In fourth grade, I got a school laptop provided by the DOE. I can easily get tired when writing by hand, especially when writing for a longer amount of time. Having a school laptop is incredibly helpful to me, as I don’t have to use up as much of my energy as I would writing by hand. While a laptop makes writing easier for me, it is also a great way to stay more organized with your school work!
Pencils aren’t the easiest thing for me to write with. At school, I would always write by hand in particular classes like math, and my hand would get tired when writing with pencil, so I started using erasable pens! Erasable pens are easier for me to write with, and I can erase (which is especially helpful in classes like math, where I need to erase things often).
When I have sleepovers with my friends, (obviously not in the current situation), I like to watch movies on my TV, which is in front of my bed. I also might like to read or work on my computer in my bed. However, it’s not easy for me to sit up and do this. Because of this, I have a bed frame with an adjustable base, so that I am able to sit up, watch TV, and/or work with the support of the bed behind me.
I also have a portable laptop desk with adjustable legs. This helps me when I am sitting up in bed and reading/working. I am able to put this desk on my bed and rest my computer and/or book on it!
As my muscles are weaker than others, this means that I have a hard time feeding myself with typical silverware. Because of this, I use lighter and smaller silverware so that I am able to be more independent and feed myself on my own without having to rely on someone else to feed me.

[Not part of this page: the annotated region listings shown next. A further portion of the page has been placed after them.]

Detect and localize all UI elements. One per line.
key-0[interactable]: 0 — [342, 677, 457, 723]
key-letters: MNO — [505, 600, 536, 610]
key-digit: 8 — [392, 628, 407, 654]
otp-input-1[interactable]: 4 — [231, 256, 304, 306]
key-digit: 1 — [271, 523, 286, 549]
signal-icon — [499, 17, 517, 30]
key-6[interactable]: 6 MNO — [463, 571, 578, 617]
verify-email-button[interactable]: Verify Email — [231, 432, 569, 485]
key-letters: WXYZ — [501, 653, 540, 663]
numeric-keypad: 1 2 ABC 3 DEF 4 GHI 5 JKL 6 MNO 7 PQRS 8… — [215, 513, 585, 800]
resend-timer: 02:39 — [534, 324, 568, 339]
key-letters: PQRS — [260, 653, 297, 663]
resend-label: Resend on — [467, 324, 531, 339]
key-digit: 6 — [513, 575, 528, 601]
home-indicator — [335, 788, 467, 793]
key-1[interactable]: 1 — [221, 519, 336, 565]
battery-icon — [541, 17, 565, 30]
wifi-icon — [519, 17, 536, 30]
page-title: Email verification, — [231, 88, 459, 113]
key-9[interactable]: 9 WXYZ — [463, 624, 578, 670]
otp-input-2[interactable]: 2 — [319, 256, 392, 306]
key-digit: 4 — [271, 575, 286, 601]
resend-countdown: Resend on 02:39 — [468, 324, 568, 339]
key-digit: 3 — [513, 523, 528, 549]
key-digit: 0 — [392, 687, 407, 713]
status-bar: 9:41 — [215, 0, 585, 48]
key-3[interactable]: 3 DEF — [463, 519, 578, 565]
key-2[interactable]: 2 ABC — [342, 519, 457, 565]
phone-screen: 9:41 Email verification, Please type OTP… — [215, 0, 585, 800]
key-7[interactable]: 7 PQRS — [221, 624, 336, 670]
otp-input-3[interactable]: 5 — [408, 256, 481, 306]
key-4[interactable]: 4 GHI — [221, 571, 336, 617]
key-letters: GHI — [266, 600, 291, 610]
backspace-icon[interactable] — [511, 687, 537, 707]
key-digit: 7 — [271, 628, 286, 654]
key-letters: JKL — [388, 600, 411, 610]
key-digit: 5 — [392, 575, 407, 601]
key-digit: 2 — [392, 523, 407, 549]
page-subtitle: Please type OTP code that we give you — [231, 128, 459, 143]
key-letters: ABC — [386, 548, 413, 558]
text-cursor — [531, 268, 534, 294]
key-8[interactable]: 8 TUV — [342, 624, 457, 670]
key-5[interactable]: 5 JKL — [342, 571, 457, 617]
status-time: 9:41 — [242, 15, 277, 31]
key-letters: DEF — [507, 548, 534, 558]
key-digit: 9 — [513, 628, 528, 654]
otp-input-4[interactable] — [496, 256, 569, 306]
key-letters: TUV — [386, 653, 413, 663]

I have to wear orthotics on my feet every day to help me stand easier and to keep my feet straight and as aligned as they can possibly be. It can be hard to find shoes that fit my feet because of my orthotics, so I got a couple of pairs of shoes from BILLY footwear. As BILLY footwear describes, the shoes “incorporate a zipper that go along the outside and around the toe, allowing the upper of each shoe to open and fold over completely.” This allows me to easily slide my foot and orthotic inside of the shoe. I also have other shoes that work for various reasons. Dr. Martens are one of them. Dr. Martens have a zipper on the side of the shoe which allows the shoe to open up a bit more, allowing more clearance for my foot to fit inside. Another example are my Nike Air Force 1’s, which are pretty stretchy, making it easier for my foot to slide in.
The most comfortable place for me to read is at night in my bed. When using an actual book, it is hard for me to hold it comfortably in bed and turn pages. However, I started using an Amazon Kindle, which has been a huge game changer for me. It is much easier to hold, as it is lighter, and it is so easy to turn pages, all you need is one single tap!
I love to go in the pool but it is tricky because I have to be careful that my trache doesn’t go underwater. My best friend with the same disability has a floatie that someone made for her and we made a similar one. The floatie is an innertube that has fabric that crosses below to hold me in a safe seated position. It is hard for me to go off my vent, so we also place my vent in a rubbermaid container that sits in a cooler floatie. This allows me to move around on my own in the pool.
When I used to take the school bus in elementary school, it was very hard for me to keep my head in control. The ride was so bumpy and my head would fly around like I was on a roller coaster. My mom made a head support that attached to my headrest with velcro. It was made out of a styrofoam half ball that she cut and we wrapped fabric around it. My head fit snugly inside and it made for much easier bus rides.
The last thing I use quite a bit is a suitcase ramp. I use two of these to get out to our terrace. They fold up, have a handle and are very easy to carry and store. Sometimes we take it with us in our van in case there is a step to somewhere I want to get into. This was especially helpful to have with us when we were looking to buy a house and they weren’t accessible.